There’s no doubt the biggest news last week was that FaZe Clan professional and Fortnite ace Turner “Tfue” Tunney decided to sue his team over his contract.
We brought you details of that news story last week as well as a follow-up article on the fallout for Tfue and the wider esports community.
In the second article last week, we said that once the terms of Tfue’s contract were known, it would be much easier for the esports community to make a judgment on whether the complainant had a case here. Well, now we know.
The leaked contract
Sensationally, an unknown third-party has leaked details of Tfue’s contract to theblast.com. And rather than them, FaZe Clan owner Ricky Banks has responded by confirming that the contract was indeed the real one and that it was “trash.”
Banks has now tried to reach out to Tfue and his legal team to set up a meeting. They don’t want the courts involved, it appears. Banks also took to Twitter:
“Listen, obviously Turner’s initial contract was horrible. Nobody ever disagreed with that. But over the last year we have offered him so many new ones, solutions. 0% splits Honest and MORE THAN FAIR ways to solve the issue.”
“This was never about money. We never expected this to happen and over the last year have only collected $60k from $300k in brand deals WE BROUGHT HIM. (20%) That’s the absolute total. This wasn’t about money, ever. Or an unfair contract.
“With all that being said, we had every intention of releasing the contract. I have nothing to hide and I’ve made the mistake of allowing shit people to run my business. We’ve solves those issues & are trying our test. The contract was trash. There’s no denying that.”
Speaking directly to Tfue, Banks then went on in a slightyl more conciliatory tone.
“Listen you f**k [Tfue], I really do still love you to death. If I could’ve prevented this from happening, I would have. I did everything I could. I’m exhausted and I know you must be too. Let’s sit down and talk, please. Bring whoever you want from your side, I’ll come alone.”

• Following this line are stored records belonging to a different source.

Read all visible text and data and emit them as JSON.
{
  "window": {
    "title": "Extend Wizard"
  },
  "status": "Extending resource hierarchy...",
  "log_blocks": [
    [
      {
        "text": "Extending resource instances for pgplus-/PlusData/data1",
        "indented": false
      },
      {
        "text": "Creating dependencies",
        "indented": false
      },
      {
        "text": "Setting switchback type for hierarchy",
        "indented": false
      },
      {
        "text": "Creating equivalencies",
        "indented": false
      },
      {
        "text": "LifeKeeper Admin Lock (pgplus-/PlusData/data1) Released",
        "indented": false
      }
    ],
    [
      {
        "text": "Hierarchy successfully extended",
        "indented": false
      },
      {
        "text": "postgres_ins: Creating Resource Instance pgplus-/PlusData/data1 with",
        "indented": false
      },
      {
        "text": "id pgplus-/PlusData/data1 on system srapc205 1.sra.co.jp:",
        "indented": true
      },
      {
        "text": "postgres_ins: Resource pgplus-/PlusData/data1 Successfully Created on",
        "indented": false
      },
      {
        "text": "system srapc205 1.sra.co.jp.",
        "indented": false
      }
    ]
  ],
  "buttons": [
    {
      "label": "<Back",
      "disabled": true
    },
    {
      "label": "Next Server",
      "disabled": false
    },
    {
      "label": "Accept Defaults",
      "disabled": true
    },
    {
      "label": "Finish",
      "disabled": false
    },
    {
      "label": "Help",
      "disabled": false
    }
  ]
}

So what is in this contract!?
The contract was signed on April 27, 2018, and one of the first sticking points comes with the fact that Tfue is locked into the contract for three additional years following his initial six-month period under the contract.
In terms of salary, Tfue would receive a basic salary of $2,000 a month as a fixed fee, but added to that was the caveat that he could earn “other income (including, but not limited to, salaries, earnings, fees, royalties, bonuses, share or profits and gifts etc) generated in connection with Gamer’s Services (whether individually or as part of the Team).”
The way this cash would be distributed between Tfue and his team was the main sticking point. This is roughly how that shook out:
- Brand Deals brought in by FaZe Clan – 20% to Tfue, 80% to FaZe Clan
- In game sticker/merchandise (creator code income) – 50/50
- Brand deals brought in by gamer – 50/50
- Appearance Fees – 50/50
- Prize money from tournaments – 80% to Tfue, 20% to FaZe Clan
While it may seem to the untrained eye that keeping 80% of his tournament prize money seems a good deal for Tfue, in actual fact, the vast majority of Tfue’s compensation came from creator code income and brand deals.
On both these scores, Tfue’s contract seems unduly punitive. He kept just 50% of his creator code income. And he received just 20% of brand deals. An expert at theblast.com estimated Tfue’s creator code income is already “pushing 10 million dollars a year.”
Furthermore, FaZe Clan could collect on their percentage earnings from Tfue at any point in time. They have inserted a clause which states that if Tfue is offered a contract by another gaming company, FaZe must be aware of the deal, the offerer, and to make a counteroffer. Tfue’s advisors feel that’s unfair.
There’s also this: if Tfue was to be fired from his contract, then he could not walk onto another team as there is another clause that prevents him from playing professionally for another team for six months after termination.
Tfue’s attorney, Bryan J.Freedman has called this “the most unfair contract I have ever seen in almost 30 years of practicing law.”
The next step?
It remains to be seen whether the offer of talks between Tfue’s team and Banks will provide any solution. Who knows. Those talks may not even happen.
At the moment, a date in court looks the most likely outcome. And the fallout from the case could well radiate through the esports industry for many, many years to come.